The Federal Reserve is simply a system that is intent on keeping the banking powers established no matter what ills are committed by their banking brotherhood. This is why after many years in this crisis nearly every penny of the bailouts has gone to aiding and focusing on protecting the banks. The banks in turn lobby and pay Congress to protect and paper over their misdeeds of the past decade. A few op-ed pieces covered the troubling nature of how the SEC actually destroyed suspicious files on many of the banking giants early in the 2000s. Those in the organization who played their hand well enough managed to land lucrative positions at the big banks. Those in big banks have direct connections with Ben Bernanke.
The 100-year anniversary of the Fed goes hand in hand with the purchasing power decline of the U.S. dollar:
The dollar has fallen dramatically over this time and this is reflected through the cost of goods. At one time in history one U.S. dollar was redeemable with one ounce of silver. The cost of silver is now well over $40 an ounce today. The Fed has no restraint as to what it does and Congress is impotent in regards to auditing even our own central bank.
The end of the road after 100-years?
Once the mystique of the Fed wears thin, it is hard to gain it back. The Fed usually pulled on the strings of the economy with interest rates but what happens when rates go below zero?
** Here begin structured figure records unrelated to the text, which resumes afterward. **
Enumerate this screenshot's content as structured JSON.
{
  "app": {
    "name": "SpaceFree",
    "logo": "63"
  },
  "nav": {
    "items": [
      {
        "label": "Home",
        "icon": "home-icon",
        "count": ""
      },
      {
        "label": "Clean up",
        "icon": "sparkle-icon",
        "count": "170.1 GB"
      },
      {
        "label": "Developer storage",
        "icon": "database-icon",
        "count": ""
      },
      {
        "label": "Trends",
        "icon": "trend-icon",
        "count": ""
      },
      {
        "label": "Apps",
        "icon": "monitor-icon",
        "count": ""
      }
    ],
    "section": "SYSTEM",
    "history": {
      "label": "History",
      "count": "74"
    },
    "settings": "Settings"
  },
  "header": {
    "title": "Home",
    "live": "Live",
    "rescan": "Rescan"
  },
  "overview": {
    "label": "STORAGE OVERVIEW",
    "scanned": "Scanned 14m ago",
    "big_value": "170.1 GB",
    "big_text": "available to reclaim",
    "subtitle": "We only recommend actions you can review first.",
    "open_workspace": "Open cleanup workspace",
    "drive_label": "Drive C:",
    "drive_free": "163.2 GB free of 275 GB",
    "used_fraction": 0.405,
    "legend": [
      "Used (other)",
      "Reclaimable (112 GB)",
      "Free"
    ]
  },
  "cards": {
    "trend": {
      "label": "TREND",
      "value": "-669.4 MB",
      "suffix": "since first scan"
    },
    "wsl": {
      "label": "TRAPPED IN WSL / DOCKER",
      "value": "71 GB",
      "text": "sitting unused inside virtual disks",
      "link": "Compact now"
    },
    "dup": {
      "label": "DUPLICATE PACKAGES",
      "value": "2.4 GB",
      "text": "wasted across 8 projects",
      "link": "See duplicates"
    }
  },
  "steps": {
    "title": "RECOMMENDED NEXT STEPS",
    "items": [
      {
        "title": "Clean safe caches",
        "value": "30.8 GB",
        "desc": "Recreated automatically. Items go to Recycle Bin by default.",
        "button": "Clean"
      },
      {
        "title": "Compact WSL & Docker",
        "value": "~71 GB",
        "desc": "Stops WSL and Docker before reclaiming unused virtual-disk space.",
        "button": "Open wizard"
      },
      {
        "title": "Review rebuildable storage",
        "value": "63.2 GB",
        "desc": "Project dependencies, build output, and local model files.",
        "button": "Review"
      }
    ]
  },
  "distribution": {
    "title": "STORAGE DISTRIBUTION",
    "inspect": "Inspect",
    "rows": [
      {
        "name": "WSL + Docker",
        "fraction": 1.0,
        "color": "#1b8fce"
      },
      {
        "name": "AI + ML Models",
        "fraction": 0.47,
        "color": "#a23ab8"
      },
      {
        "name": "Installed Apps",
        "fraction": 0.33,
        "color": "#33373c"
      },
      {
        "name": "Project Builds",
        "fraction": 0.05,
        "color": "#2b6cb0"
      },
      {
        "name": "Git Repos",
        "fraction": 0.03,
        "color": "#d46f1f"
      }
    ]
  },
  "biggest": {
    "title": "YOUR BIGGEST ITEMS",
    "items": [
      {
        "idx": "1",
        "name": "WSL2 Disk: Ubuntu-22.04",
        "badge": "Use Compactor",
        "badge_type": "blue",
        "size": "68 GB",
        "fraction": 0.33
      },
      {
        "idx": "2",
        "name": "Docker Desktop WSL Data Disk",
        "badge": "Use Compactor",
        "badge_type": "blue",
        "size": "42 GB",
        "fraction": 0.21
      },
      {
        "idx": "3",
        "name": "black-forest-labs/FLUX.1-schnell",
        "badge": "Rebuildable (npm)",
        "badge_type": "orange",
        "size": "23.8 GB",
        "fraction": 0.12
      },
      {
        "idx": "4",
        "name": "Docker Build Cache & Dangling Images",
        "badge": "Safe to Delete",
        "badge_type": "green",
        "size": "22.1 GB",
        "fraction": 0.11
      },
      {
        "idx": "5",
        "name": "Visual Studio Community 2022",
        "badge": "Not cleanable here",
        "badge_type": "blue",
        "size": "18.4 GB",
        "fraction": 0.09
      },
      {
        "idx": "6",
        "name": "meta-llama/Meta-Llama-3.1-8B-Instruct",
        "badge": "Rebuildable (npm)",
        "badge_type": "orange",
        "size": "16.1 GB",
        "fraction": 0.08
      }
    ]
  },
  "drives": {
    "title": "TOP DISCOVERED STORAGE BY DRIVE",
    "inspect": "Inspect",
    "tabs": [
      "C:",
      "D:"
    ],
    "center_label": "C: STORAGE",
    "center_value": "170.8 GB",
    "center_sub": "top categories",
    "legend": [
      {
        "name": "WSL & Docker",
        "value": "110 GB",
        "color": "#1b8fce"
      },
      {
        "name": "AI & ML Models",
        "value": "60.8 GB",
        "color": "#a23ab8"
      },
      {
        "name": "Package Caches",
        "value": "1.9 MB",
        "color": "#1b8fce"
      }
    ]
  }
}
The Federal Reserve is now in uncharted territory with QE1 and QE2 and potentially QE3 with zero jobs being added in the latest month. Yet how much bigger can their balance sheet go? Is $2.8 trillion large enough? Banks are still loaded to the gills with toxic residential and commercial real estate loans.
Ultimately the Fed was built and designed in a time when it was much easier to keep secrets from the public. Those days no longer exist. Information is freely available and people can question and seek out what is really going on. 46,000,000 Americans on food stamps. Over 23,000,000 unemployed and underemployed. Over a decade of declining household incomes. Yet somehow the banks get bigger and wealthier over this time. You need to ask yourself who is the Fed really serving? If the U.S. dollar has fallen over 90 percent in the last 100 years where will it be in another 100 years?